MARIA HELENA POR ANÍBAL NOBRE




Irmão que vives para além do mar
afastado de mim por tantos nós;
que tens na alma a alma do luar
e nas veias o sangue do cipós;
irmão que segues de olhos deslumbrados
e não vês rosas sem poder colhê-las,
e trazes nos cabelos desmanchados
a carícia noturna das estrêlas;
tu, que tens os sentidos bem despertos
e uma chama a pulsar no coração
e enches todo o silêncio dos desertos
com o grito escaldante do sertão;
tu, que te levas por caminhos sábios
e que não andas pelo mundo à-tôa,
e mataste a secura dos teus lábios
beijando os lábios frescos da garoa;
tu, que não te naufragas em cansaços
nem receias surprêsas na viagem
e tens no ritmo aéreo dos teus passos
a musical cadência da folhagem;
tu, que sonhas à margem dos escombros
e dos loucos vasios de ideal
e que apenas suportas nos teus ombros
o pêso da loucura tropical,
irmão: se mesmo quando a dor te assiste
abres na bôca o riso de uma aurora,
já que eu só sei chorar quando estou triste
vem-me ensinar a rir quando se chora!

Maria Helena
(Lisboa, Portugal, 1906-1998,
do livro Concêrto a quatro mãos - Poesia, Rio de Janeiro, 1959,
de J. G. de Araujo Jorge e Maria Helena)




MARIA HELENA é o nome da Genial Poetisa Maria Helena Vaquinhas de Carvalho, que também usou, durante um determinado período de sua Vida, o nome de Maria Helena Duarte de Almeida. Nascida em Lisboa no dia 29 de Março de 1906, veio a falecer em Julho de 1998 na capital, cujo funeral teve a minha presença e a do Grande Poeta e nosso comum Amigo João Baptista Coelho.

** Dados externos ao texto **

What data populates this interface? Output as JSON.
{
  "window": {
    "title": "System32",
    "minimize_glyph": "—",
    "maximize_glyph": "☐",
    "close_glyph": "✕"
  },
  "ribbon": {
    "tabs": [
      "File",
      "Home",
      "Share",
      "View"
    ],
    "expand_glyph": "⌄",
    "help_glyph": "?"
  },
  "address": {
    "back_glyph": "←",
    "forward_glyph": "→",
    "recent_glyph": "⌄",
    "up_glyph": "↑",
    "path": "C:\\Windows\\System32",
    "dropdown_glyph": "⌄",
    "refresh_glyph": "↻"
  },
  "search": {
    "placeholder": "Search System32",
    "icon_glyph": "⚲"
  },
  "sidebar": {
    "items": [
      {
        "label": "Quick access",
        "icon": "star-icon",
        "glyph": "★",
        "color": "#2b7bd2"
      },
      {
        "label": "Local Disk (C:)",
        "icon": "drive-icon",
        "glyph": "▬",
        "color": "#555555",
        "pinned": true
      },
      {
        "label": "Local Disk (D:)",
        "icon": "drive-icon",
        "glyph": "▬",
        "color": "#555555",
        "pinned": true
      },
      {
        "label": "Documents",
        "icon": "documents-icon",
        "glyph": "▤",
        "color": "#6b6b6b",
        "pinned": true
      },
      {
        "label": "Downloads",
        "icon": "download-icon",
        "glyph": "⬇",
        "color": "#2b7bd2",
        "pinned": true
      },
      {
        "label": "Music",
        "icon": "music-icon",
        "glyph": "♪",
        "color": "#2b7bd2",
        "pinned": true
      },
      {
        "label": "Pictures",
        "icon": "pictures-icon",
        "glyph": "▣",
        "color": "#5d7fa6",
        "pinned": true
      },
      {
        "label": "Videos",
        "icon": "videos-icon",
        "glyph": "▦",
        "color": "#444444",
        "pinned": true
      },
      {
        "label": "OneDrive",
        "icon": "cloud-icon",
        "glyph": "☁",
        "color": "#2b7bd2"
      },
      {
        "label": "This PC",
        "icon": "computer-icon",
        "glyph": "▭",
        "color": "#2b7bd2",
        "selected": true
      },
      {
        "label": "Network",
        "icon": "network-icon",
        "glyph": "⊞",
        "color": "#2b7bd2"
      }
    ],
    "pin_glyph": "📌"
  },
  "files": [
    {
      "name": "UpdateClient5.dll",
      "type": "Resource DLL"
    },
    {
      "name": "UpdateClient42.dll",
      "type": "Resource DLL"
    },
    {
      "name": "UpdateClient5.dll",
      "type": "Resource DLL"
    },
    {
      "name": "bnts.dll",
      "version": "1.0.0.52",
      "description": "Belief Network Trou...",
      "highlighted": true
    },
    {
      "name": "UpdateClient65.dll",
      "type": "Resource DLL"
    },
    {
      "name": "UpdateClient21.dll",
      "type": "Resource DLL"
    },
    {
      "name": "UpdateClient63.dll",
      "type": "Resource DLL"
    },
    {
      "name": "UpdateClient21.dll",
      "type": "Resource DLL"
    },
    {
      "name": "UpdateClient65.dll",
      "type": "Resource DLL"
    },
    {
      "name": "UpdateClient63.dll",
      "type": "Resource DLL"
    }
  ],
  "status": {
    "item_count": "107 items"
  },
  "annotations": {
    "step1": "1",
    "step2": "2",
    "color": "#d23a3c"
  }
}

Maria Helena, a quem me ligou uma grande e muito antiga Amizade, é unanimemente considerada como um dos valores de sempre da Poesia portuguesa. Tendo começado a versejar aos 4 anos de idade, nunca mais deixou de o fazer. Embora muito conhecida e admirada entre nós, é no Brasil que Maria Helena vê mais justamente reconhecido o seu real Valor, sendo membro de 5 Academias de Letras e tendo lá publicado 5 ou 6 livros. Possuo quase toda a sua Obra, com lisonjeiras dedicatórias em verso. O livro "Tempo de ser quase Manhã" foi-me oferecido, com uma dedicatória extraordinária em verso, cerca de um mês antes de ter rumado ao Céu.

Uma dezena de outros livros ficaram por publicar, ainda que prontos para tal, especialmente em Poesia. Maria Helena produziu até dias antes de nos deixar! Senhora de tão sólida Cultura; de tão invulgar Talento; de tão invejável riqueza de vocabulário e de imagens poéticas; de tão inesgotável inspiração... que a genialidade que lhe atribuo não passa de uma constatação mais que evidente!

Habitual concorrente de Jogos Florais e outros Concursos Literários, quer em Portugal e Brasil, quer em diversos outros países, nomeadamente em Itália, onde viveu vários anos, Maria Helena, à data de sua morte, tinha conquistado 1.220 prêmios, em todas as modalidades conhecidas de Poesia e Prosa, facto que fazia dela um dos mais distinguidos Autores portugueses. Isto, com base nos últimos dados que me forneceu, em 1997, aquando da formação da Academia Antero Nobre de Artes e Letras, de que era Membro Fundador. No 1º Concurso Literário desta Academia, em 06 de dezembro de 1998, Maria Helena foi alvo de uma justíssima e comovente homenagem, em conjunto com a que foi prestada a meu pai, Antero Nobre, Patrono da Academia.

Mas o talento de Maria Helena não se esgotava na Poesia. Era também - e com assinalável destaque! - conferencista, dramaturga, contista, historiadora, música, ceramista e declamadora excepcional. Além disso, falava e escrevia em diversas Línguas e era uma extraordinária conversadora. Também sabia um pouco de Esperanto.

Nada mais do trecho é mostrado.